Their support is nearly non-existent
Unless you say your server is down, support tickets generally take weeks, and in some cases months to get resolved. Simple ("non-critical") cases are all but ignored. Support reps have been known to answer with a polite equivalent of "RTFM". I was given the "RTFM" response to the case I put in regarding tomcat leaking threads. They never resolved the case. Instead I ended up monitoring threads and restarting tomcat by hand. When we updated to a new version of Blackboard the problem magically went away. I'm not completely sure, but I think Blackboard never even realized that they were shipping a buggy version of Tomcat. They accidentally fixed it by shipping a newer version in a later release.
They use incredibly inefficient stored procedures which can bring down an entire system
Most of the complex processes, like deleting entire courses or students are carried out via stored procedures in the database (BB runs on SQL Server and Oracle). In SQL server, the stored procedures are extremely inefficient and can suck up so much memory that they bring the entire system to a grinding halt. I ran across this when trying to delete a bunch of very old courses in our system. In researching the problem I read that the use of cursors was a huge no-no in SQL server (but okay in Oracle!). The stored procedure that deletes courses was, of course, written using cursors.
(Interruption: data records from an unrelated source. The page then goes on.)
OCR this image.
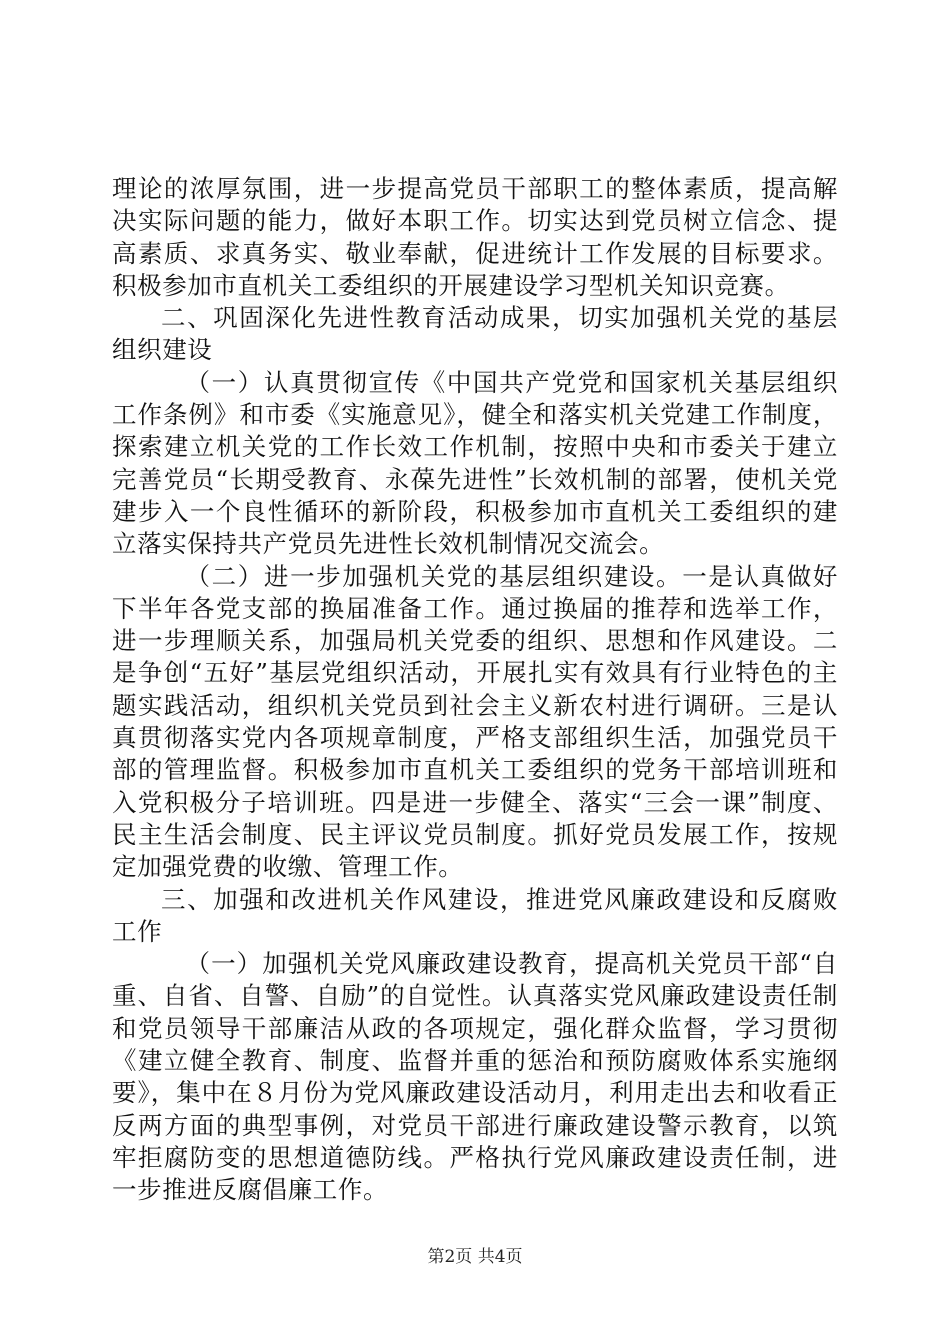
理论的浓厚氛围，进一步提高党员干部职工的整体素质，提高解决实际问题的能力，做好本职工作。切实达到党员树立信念、提高素质、求真务实、敬业奉献，促进统计工作发展的目标要求。积极参加市直机关工委组织的开展建设学习型机关知识竞赛。

二、巩固深化先进性教育活动成果，切实加强机关党的基层组织建设

（一）认真贯彻宣传《中国共产党党和国家机关基层组织工作条例》和市委《实施意见》，健全和落实机关党建工作制度，探索建立机关党的工作长效工作机制，按照中央和市委关于建立完善党员“长期受教育、永葆先进性”长效机制的部署，使机关党建步入一个良性循环的新阶段，积极参加市直机关工委组织的建立落实保持共产党员先进性长效机制情况交流会。

（二）进一步加强机关党的基层组织建设。一是认真做好下半年各党支部的换届准备工作。通过换届的推荐和选举工作，进一步理顺关系，加强局机关党委的组织、思想和作风建设。二是争创“五好”基层党组织活动，开展扎实有效具有行业特色的主题实践活动，组织机关党员到社会主义新农村进行调研。三是认真贯彻落实党内各项规章制度，严格支部组织生活，加强党员干部的管理监督。积极参加市直机关工委组织的党务干部培训班和入党积极分子培训班。四是进一步健全、落实“三会一课”制度、民主生活会制度、民主评议党员制度。抓好党员发展工作，按规定加强党费的收缴、管理工作。

三、加强和改进机关作风建设，推进党风廉政建设和反腐败工作

（一）加强机关党风廉政建设教育，提高机关党员干部“自重、自省、自警、自励”的自觉性。认真落实党风廉政建设责任制和党员领导干部廉洁从政的各项规定，强化群众监督，学习贯彻《建立健全教育、制度、监督并重的惩治和预防腐败体系实施纲要》，集中在８月份为党风廉政建设活动月，利用走出去和收看正反两方面的典型事例，对党员干部进行廉政建设警示教育，以筑牢拒腐防变的思想道德防线。严格执行党风廉政建设责任制，进一步推进反腐倡廉工作。

第2页 共4页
Not being a skilled DBA, I could not rewrite the SP myself, so instead I broke it up into parts and has a script run the individual parts on all of the courses I wanted to delete.
Re:On tomcat (Score:3, Informative)
On Windows, however, it does have the distinction of being the only app server incapable of undeploying wars through the expedient of merely deleting their directory. It runs into the file locking issues on Windows, which I do suppose is partly the blame of Windows, but I'd also point out that no other app servers have this problem.
It also has classloader leaks that go back to the beginning of Tomcat, have never been fixed, and instead get blamed on bugs in the JVM (again it's a 50/50 thing, but Tomcat appears to be the only one incapable of working around it) .
It is fast, but so much junk for all these reasons. For just plain servlets, Jetty is king now.